Model Weight Corruption During Transfer

Symptom: Model fails to load with a cryptic error about invalid GGUF header or tensor shape mismatch.

Cause: File corrupted during the transfer process — incomplete copy, bad sector on USB media, or transfer interruption.

Fix: Compare checksums against the original. Re-transfer the corrupted files.

Insufficient VRAM

Symptom: Model loads partially, then crashes with an out-of-memory error.

Cause: The model (including KV cache for the configured context window) doesn't fit in GPU VRAM.

Fix: Use a smaller model or lower quantization. Or reduce OLLAMA_NUM_PARALLEL to 1 (fewer concurrent context windows). Or reduce the context window size.

Ollama Can't Find Models

Symptom: ollama list shows no models despite files being present on disk.

Cause: Model directory structure doesn't match what Ollama expects. The manifests reference blob hashes that must exist in the blobs directory.

Fix: Ensure the directory structure under ~/.ollama/models/ is intact: manifests/registry.ollama.ai/library/<model-name>/<tag> must point to blobs in blobs/sha256-<hash>.

DNS/Network Errors at Startup

Symptom: Ollama logs show DNS resolution failures or connection timeouts.

Cause: Ollama attempts to check for updates or resolve its registry hostname.

Fix: Set OLLAMA_HOST=127.0.0.1:11434 and ensure no proxy environment variables are set (unset http_proxy https_proxy HTTP_PROXY HTTPS_PROXY). Ollama should function without network access, but stale proxy configurations can cause timeouts that delay startup.

Integration with Data Preparation Tools

Ollama exposes an OpenAI-compatible API on localhost:11434. Any tool that can call the OpenAI API can be pointed at Ollama by changing the base URL.

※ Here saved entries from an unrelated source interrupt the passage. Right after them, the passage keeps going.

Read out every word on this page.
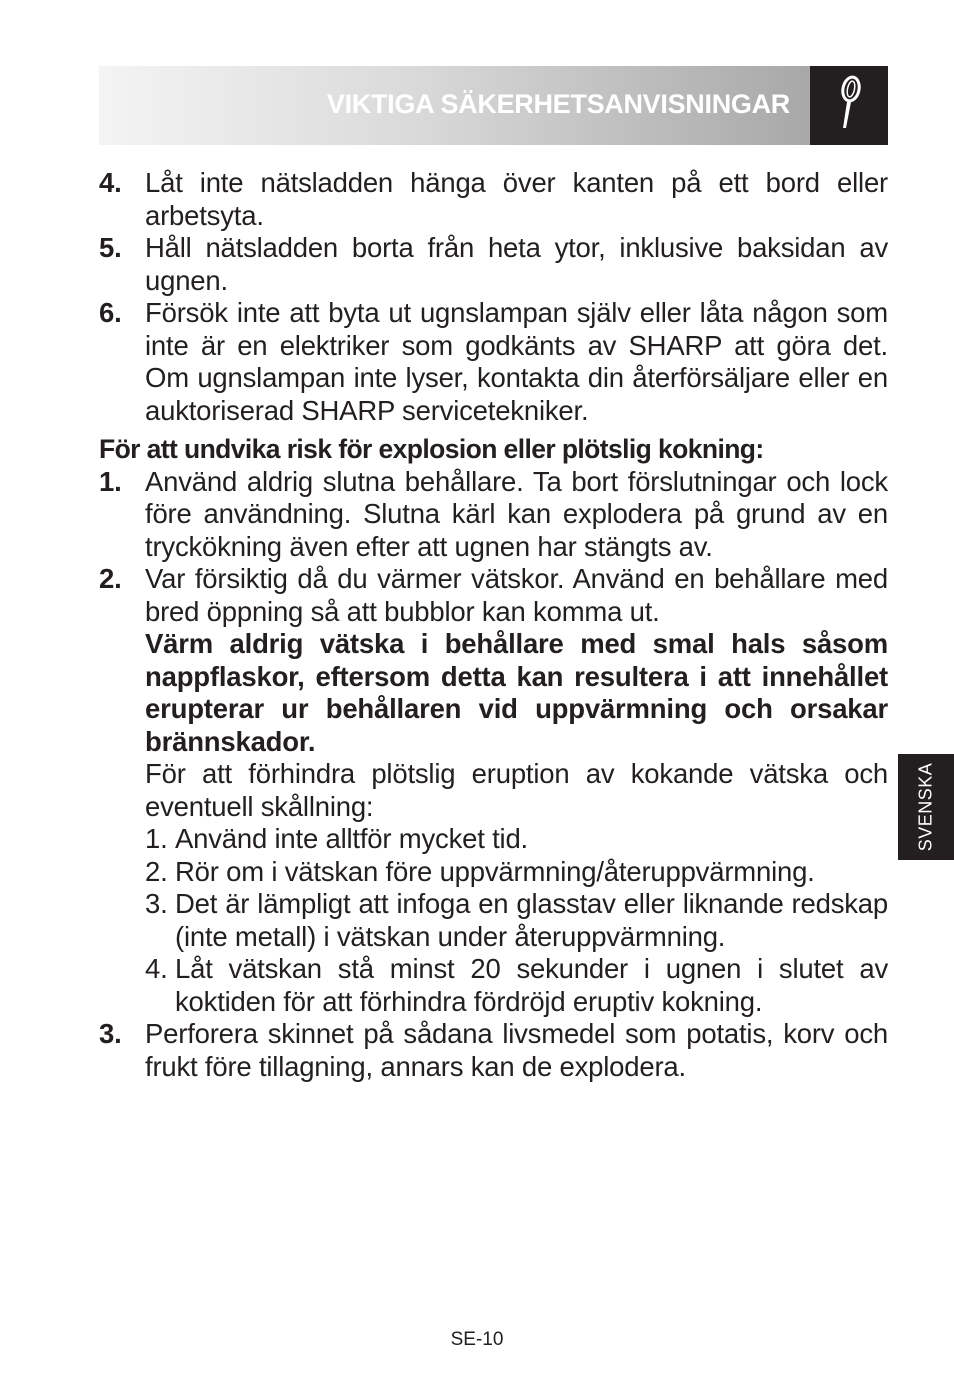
VIKTIGA SÄKERHETSANVISNINGAR
SVENSKA
4. Låt inte nätsladden hänga över kanten på ett bord eller arbetsyta.
5. Håll nätsladden borta från heta ytor, inklusive baksidan av ugnen.
6. Försök inte att byta ut ugnslampan själv eller låta någon som inte är en elektriker som godkänts av SHARP att göra det. Om ugnslampan inte lyser, kontakta din återförsäljare eller en auktoriserad SHARP servicetekniker.
För att undvika risk för explosion eller plötslig kokning:
1. Använd aldrig slutna behållare. Ta bort förslutningar och lock före användning. Slutna kärl kan explodera på grund av en tryckökning även efter att ugnen har stängts av.
2. Var försiktig då du värmer vätskor. Använd en behållare med bred öppning så att bubblor kan komma ut.
Värm aldrig vätska i behållare med smal hals såsom nappflaskor, eftersom detta kan resultera i att innehållet erupterar ur behållaren vid uppvärmning och orsakar brännskador.
För att förhindra plötslig eruption av kokande vätska och eventuell skållning:
1. Använd inte alltför mycket tid.
2. Rör om i vätskan före uppvärmning/återuppvärmning.
3. Det är lämpligt att infoga en glasstav eller liknande redskap (inte metall) i vätskan under återuppvärmning.
4. Låt vätskan stå minst 20 sekunder i ugnen i slutet av koktiden för att förhindra fördröjd eruptiv kokning.
3. Perforera skinnet på sådana livsmedel som potatis, korv och frukt före tillagning, annars kan de explodera.
SE-10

Ertas Data Suite integrates with Ollama and llama.cpp natively. In an air-gapped deployment, the application detects Ollama running on localhost and presents available models in the labeling interface. The user selects a model, configures prompt templates for their labeling schema, and starts AI-assisted annotation — all without any network connectivity.

The native desktop architecture means the data preparation tool itself also requires no network access. There's no license server to contact, no telemetry to send, no cloud service to authenticate against. The entire stack — application, inference backend, and data — operates on a single air-gapped machine.

Deployment Checklist

Before declaring the air-gapped deployment operational:

nvidia-smi shows the correct GPU(s)
ollama list shows all expected models
Each model runs inference successfully
GPU utilization during inference is >0% (confirming GPU, not CPU, execution)
Inference speed matches expectations (~30–60 tok/s for 7B Q4 on consumer GPU)
No network errors in Ollama logs
Checksums for all transferred files verified
Model outputs validated against known-good examples from the staging environment

Get this right before the engagement team arrives. Debugging GPU drivers in an air-gapped SCIF is not how anyone wants to spend billable hours.